I see the rise of neofascism all over the world as a direct consequence of both neoliberalism, with its direct appeal to sheer power and “might makes right”, and of that backlash against unfettered masculinity (whose two main pillars are misogyny and violence).
However ridiculous many of the leaders of neofascists parties look and act, their open support of a (partly imaginary) older order, in which “boys will be boys” and everybody steps back to their place in the back, has deep appeal to large swatches of people (in her new book, Natascha Strobl calls these parties “radicalized conservatives”, and she outlines the way they operate — I hope the book will find an English translation).
You can understand Great Britain’s Brexit slogan “take back control” as an open expression of a struggle over masculinity. England’s ruling class largely consists of a group of people who grew up leading very sheltered and privileged lives and who experienced masculinity mostly as a simulation of what all those other men do who don’t grow up being rich. It is the latter who feel wronged by a changed world, while the former have now found a way to finally experience some form of masculinity.
Whenever I see a picture of, let’s say, Nigel Farage attempting to convey the spirit of “take back control” I see a man who has no understanding of his own masculinity whatsoever and who panders to what he thinks it might mean. This is cartoonish and sad, but people don’t respond to visuals. Instead, they respond to a man airing their shared grievances.
It’s the same mechanism playing out when, say, Donald Trump climbs into the cabin of a truck and for some short moment acts out what he imagines the corresponding masculinity might be. The fact that these people would not drink beer or get into a truck when they’re not acting for the public is largely irrelevant because it misses the real point: however privileged they might be, neofascist politicians feel connected to the grievance they exploit. Resentment is a hell of a drug, especially when it plays out over masculinity.

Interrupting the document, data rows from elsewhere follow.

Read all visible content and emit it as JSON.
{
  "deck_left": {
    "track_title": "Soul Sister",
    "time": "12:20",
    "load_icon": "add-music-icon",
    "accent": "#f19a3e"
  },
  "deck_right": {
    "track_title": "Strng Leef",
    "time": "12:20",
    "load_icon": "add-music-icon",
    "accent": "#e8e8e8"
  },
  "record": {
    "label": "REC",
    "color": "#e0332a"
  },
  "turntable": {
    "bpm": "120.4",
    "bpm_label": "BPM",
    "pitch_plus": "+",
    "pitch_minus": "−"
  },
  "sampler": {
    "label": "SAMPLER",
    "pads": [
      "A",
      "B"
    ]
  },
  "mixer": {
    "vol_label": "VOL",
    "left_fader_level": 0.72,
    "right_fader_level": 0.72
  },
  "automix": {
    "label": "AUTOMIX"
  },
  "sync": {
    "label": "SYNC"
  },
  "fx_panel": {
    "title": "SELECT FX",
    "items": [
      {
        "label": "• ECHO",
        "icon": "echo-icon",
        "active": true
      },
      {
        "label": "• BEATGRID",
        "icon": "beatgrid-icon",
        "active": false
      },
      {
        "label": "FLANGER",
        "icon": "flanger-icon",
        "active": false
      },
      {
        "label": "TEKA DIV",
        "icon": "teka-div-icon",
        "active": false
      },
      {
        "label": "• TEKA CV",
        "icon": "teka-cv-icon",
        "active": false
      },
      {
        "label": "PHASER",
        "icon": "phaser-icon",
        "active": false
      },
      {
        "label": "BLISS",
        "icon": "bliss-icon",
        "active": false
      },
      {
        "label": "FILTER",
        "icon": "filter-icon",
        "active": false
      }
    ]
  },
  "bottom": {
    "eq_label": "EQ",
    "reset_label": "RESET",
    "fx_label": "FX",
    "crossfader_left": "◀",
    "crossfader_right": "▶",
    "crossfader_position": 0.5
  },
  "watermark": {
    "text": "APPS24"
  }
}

I imagine that this situation creates a terrible conundrum for parents, especially fathers: how do you raise your teenage boys in such a way that they become decent people, possibly avoiding the shit that you’ve done in your own past, while larger parts of the outside world present the exact opposite of that as the go-to model, where, for example, thoughtfulness and care for others often is derided as “being woke”?
And then if you’re a teenage boy, how would you respond to all of that? I’m not a father, so I don’t have access to this type of perspective. But I was a teenage boy once, albeit one who did not fit into the standard masculine model. I didn’t play or watch sports (because I wasn’t interested), and the competitiveness that comes with standard masculinity struck me as a complete waste of my time and energy.
Had I grown up in the US, I have no doubt that I would have been relentlessly bullied by the “jocks”. But I lucked out and grew up in West Germany. It’s not that there’s no bullying in Germany. But it’s not part of the overall fabric of society in the way it is in the US where bullying essentially is part of the wider culture. When I first came to the US, I was shocked how by the open and completely uncritical depiction of bullying in popular culture, which, of course, is also connected to coarse, violent language being equally accepted (“let’s kick some ass!”).
I remember that being a teenage boy placed me in this strange spot between being a child — with its world of play and make-believe — and being an adult. In my own ways, I’d try to navigate the possibilities, even as I was aware — as teenage boys are — that it is the adult world that is to be emulated. The energy of child play got transferred into anything that was filled with adult possibilities, and inevitably that meant violence and power.
Teenage boys aren’t the greatest judges of their own (or other people’s) responsibilities, and for sure they have terrible impulse control — which, if you think of it, sounds pretty much like the behaviour of the various neofascist leaders that you can find all over the world (an exception might be provided by Poland’s Jarosław Kaczyński, who pulls the strings in the background).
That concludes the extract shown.